You may think I was just your standard level of sweaty. Soaked ponytail? Check. Able to wring disturbing amounts of sweat from my wristbands and clothing? Check. Sweat stinging the eyes. Check. Sweaty, yes, but you're not impressed yet.

Well, how about the fact that, during the course of my run, I lost five pounds*? Still not sufficiently horrified? Okay, you asked for it.

At mile 14, I noticed that my shoes and socks were as wet as if I'd stepped in a puddle. They actually made squishing noises as I went. And Internet? I did not step in a puddle. The sweat dripped down from my legs and pooled into my shoes. I debated whether or not to stop at home to get dry socks and ultimately decided it was worth it so I wouldn't have the world's biggest blisters killing my really cute black peep-toed heels at my high school class reunion that night.

Friends, this post has a purpose besides just to gross you out. There was also a lesson learned in there. I'd stashed five bucks in the pocket of the Ridiculously Short Shorts, but it was so sweaty that I was embarassed to spend it. Next time? I will put that bad boy in a plastic bag.

*I had heard that giving birth was the fastest way to lose a great deal of weight really fast, but running 20 miles in the sweltering humidity was even faster. And just in time for my high school reunion!


Marcy said...

ROFLMAO! I had that same prob with money. I hear you girl! I hear you!

tfh said...

Five pounds of sweat? Yikes! Nice job getting through that one. Just don't drink anything between now and the reunion or you'll gain it back ;)

newsjunkie said...

Hahaha, "plastic baggie to carry money or chewing gum for after the race" was on the packing list we got this morning for Sunday's race. :)

Nat said...

Ooooooooooh that's sweatie.
I had a five pounder earlier this year. NOT FUN.
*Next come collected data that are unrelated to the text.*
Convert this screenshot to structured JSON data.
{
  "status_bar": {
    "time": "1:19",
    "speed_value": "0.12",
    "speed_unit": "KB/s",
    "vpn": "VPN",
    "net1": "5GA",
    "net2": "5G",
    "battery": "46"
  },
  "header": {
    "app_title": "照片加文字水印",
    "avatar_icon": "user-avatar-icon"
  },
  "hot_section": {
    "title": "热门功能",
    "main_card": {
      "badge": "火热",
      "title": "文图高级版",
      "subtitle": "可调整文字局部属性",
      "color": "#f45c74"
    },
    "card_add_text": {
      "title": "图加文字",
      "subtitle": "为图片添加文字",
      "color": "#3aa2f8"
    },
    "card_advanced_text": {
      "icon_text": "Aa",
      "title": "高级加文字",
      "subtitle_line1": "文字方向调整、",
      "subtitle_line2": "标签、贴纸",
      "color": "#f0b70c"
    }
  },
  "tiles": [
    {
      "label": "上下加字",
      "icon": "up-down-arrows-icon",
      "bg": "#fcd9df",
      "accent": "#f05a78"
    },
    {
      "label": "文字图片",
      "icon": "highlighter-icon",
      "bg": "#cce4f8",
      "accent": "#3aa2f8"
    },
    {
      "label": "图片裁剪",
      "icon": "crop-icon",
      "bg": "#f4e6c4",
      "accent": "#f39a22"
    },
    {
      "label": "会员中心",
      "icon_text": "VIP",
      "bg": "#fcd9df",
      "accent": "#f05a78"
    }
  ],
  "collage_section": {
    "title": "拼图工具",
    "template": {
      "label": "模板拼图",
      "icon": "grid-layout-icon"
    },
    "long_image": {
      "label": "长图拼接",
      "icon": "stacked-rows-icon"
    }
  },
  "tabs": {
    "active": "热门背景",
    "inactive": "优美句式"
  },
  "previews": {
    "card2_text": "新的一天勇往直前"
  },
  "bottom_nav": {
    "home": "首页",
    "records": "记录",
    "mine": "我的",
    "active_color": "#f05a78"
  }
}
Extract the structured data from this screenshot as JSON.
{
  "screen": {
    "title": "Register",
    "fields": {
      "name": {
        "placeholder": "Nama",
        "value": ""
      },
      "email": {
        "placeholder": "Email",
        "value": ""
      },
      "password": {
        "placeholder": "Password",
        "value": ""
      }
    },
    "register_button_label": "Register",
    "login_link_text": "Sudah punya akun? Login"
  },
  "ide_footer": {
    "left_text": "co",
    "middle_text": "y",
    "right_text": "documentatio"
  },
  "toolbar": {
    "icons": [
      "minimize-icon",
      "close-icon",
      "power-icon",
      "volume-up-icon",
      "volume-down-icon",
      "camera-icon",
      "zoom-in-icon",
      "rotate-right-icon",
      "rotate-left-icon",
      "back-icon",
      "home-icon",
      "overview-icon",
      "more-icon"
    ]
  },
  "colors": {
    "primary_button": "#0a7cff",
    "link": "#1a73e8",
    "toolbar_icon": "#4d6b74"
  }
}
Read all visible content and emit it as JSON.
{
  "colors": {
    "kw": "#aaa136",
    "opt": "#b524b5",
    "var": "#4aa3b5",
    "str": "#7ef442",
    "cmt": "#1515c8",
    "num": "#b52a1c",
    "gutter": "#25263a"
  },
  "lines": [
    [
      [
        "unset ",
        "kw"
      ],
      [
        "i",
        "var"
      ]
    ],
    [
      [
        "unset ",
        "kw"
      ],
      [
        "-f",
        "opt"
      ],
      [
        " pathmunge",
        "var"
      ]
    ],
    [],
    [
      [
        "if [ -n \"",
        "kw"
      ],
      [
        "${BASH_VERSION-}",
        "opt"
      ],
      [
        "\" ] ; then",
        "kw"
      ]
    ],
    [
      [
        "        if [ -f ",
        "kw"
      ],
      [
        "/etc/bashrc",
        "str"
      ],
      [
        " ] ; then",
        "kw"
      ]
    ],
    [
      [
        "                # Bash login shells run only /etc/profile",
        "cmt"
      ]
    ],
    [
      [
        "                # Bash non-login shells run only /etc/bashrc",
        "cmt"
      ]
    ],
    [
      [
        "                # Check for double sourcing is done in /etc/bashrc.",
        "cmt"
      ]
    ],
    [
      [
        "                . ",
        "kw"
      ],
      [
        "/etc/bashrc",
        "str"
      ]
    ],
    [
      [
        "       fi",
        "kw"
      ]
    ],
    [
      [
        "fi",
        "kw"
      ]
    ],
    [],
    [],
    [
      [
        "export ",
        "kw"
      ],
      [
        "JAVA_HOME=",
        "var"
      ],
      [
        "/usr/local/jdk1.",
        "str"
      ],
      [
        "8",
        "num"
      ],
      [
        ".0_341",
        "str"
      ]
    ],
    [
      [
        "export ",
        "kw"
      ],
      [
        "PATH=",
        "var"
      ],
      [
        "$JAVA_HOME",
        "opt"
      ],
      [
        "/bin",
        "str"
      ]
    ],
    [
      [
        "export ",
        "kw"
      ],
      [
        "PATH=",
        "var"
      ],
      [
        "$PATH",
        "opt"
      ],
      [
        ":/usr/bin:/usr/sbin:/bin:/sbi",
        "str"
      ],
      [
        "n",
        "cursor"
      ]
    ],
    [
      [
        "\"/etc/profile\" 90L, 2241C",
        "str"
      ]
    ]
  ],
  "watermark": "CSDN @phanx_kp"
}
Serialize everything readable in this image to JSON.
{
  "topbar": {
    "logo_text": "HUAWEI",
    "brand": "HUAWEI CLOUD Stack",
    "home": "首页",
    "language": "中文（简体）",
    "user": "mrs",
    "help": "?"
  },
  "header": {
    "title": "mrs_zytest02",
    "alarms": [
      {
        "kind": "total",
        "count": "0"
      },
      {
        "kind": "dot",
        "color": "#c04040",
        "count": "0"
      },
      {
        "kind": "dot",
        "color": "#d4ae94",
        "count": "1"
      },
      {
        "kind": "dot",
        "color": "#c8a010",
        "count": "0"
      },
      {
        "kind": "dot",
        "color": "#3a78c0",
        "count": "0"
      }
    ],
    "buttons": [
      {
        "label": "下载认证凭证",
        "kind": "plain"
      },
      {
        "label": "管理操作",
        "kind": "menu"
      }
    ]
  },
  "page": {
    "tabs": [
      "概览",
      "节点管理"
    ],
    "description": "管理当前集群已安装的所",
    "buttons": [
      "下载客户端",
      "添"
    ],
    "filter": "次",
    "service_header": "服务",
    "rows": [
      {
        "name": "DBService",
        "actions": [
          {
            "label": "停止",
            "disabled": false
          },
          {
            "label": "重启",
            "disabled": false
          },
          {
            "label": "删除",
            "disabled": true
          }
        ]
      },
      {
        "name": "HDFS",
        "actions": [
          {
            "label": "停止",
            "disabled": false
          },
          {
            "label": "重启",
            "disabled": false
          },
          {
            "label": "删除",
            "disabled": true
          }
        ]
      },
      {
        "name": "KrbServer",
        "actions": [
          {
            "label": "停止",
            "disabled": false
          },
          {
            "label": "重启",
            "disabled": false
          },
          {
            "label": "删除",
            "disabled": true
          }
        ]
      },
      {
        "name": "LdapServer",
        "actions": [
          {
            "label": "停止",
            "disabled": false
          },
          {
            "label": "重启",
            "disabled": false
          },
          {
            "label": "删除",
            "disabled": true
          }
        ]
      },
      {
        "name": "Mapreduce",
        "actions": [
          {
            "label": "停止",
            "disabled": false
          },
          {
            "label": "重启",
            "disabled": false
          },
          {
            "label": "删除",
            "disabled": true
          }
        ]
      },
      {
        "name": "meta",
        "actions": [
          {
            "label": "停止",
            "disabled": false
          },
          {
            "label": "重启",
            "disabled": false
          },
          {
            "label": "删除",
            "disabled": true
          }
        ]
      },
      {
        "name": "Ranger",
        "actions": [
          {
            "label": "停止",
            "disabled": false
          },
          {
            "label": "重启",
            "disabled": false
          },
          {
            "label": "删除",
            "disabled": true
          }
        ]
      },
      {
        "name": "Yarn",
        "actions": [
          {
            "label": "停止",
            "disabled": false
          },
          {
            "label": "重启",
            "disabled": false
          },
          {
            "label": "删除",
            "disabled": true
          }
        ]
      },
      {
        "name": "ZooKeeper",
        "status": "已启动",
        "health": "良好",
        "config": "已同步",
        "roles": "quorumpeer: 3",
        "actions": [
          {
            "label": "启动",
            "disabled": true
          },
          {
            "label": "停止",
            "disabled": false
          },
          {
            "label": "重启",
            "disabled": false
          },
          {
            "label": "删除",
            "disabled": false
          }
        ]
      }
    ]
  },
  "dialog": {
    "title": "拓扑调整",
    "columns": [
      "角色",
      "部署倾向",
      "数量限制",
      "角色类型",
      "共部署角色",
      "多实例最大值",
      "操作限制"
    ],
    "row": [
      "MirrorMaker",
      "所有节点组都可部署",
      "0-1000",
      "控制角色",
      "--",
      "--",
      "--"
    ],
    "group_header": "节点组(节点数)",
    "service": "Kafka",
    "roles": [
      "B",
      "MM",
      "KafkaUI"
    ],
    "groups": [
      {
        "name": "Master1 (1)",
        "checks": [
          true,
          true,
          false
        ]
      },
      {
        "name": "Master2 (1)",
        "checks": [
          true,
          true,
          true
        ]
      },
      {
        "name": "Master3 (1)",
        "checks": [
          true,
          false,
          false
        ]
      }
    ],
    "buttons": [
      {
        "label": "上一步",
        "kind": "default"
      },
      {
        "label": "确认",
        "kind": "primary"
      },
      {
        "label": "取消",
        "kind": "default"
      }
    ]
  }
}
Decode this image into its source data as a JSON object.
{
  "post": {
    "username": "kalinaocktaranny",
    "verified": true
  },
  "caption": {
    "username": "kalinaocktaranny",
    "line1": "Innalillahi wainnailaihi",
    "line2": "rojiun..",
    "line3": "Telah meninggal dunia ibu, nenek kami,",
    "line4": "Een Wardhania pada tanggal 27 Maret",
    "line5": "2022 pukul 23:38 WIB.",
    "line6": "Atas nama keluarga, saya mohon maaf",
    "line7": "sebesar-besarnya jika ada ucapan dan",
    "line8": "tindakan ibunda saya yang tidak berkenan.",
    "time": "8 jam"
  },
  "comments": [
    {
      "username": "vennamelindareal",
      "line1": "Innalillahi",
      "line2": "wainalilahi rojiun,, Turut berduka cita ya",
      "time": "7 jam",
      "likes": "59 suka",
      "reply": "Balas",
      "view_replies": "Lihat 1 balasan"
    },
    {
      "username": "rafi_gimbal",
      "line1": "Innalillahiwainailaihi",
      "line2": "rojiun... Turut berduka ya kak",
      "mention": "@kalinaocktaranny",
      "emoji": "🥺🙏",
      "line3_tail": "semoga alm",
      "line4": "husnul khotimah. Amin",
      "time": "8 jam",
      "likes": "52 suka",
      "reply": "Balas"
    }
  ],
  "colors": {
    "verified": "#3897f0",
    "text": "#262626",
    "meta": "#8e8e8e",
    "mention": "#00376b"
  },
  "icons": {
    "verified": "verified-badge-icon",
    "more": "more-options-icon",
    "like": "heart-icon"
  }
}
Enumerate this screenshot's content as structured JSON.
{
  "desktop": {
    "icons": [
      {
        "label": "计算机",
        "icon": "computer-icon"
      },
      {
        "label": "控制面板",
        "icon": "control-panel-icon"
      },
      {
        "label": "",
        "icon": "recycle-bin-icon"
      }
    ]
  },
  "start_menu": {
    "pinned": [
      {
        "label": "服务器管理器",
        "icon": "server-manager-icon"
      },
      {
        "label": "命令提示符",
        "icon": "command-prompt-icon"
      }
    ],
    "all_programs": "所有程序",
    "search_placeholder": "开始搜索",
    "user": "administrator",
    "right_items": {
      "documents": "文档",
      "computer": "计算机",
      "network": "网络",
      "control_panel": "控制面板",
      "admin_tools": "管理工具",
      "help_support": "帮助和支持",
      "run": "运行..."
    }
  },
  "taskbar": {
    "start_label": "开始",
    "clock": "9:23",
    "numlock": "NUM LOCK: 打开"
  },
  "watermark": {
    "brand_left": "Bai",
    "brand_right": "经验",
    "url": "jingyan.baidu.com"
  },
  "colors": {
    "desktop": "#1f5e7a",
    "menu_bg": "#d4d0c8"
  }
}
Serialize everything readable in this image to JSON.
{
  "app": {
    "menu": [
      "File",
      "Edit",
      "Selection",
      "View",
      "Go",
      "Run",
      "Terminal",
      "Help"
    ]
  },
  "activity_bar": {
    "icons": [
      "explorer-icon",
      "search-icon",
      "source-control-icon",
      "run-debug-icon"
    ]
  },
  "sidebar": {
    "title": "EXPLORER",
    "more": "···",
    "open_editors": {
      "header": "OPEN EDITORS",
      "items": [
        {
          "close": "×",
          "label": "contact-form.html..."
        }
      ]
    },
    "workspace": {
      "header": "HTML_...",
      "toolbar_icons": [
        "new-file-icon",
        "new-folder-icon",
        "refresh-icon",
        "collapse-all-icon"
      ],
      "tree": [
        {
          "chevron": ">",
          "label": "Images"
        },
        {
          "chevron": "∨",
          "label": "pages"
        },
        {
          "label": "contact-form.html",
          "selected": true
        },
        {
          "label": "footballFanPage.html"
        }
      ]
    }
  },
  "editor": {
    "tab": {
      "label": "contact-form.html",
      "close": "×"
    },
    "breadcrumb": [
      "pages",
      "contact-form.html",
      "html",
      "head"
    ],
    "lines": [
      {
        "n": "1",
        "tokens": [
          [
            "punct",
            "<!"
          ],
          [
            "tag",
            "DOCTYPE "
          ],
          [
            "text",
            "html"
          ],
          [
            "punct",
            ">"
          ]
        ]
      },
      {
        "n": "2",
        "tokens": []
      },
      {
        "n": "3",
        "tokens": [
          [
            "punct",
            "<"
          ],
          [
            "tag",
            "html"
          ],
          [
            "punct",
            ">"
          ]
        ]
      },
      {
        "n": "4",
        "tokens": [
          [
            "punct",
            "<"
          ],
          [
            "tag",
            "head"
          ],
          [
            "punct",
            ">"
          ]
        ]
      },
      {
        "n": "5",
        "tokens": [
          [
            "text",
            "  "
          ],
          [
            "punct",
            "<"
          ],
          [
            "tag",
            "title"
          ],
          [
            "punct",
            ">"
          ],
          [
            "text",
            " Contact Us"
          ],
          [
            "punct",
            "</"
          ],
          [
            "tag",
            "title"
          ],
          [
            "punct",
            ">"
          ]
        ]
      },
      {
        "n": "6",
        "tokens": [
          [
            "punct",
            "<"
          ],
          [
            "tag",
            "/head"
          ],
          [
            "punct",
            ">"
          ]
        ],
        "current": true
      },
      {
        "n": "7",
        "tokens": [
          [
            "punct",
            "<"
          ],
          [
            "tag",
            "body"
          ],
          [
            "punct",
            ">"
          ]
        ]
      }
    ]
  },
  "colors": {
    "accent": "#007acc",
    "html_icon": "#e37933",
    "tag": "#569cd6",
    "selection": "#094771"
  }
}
As for the labour thing... good thing with the run is that you'll heal more quickly. AND it doesn't wake you up in the middle of night demanding food.

suzee said...

Holy crap that's gross.

But I could totally see how it happens, and when I get to 20, I'm sure I'll sympathize (I sweat like a barn animal at 3m in fog).

Yay you for being done with the longest runs!

Eurogirl said...

Next time you want to lose 5 lbs before and event, just pop some laxatives. Like a normal celebrity. Running 20 miles is overkill.

In all seriousness, you amaze me. Tomorrow makes day three (week 1) of the "Couch to 5K" program. So far, so good.

Joe said...

Hehehehehe. Every time I come home from a long run I feel I should light my clothes on fire instead of washing them.


Non-Runner Nancy said...

Oh geez I have several comments.

First ask Tom how many 20 milers he actually does. :D

I was actually worried that you were going to say somehow you had peed in your socks so I was sort of relieved to hear you just sweated that much. How gross am I?

I can actually give birth faster than I can do a 20 miler. I'm not sure what side that falls on...

Everything I say contains the word actually??!! :D

Laura said...

I've totally just spent it anyway and hoped they didn't notice it was a little bit damp! (Yes, I am disgusting, but you know what? That money has probably gone through SO much worse).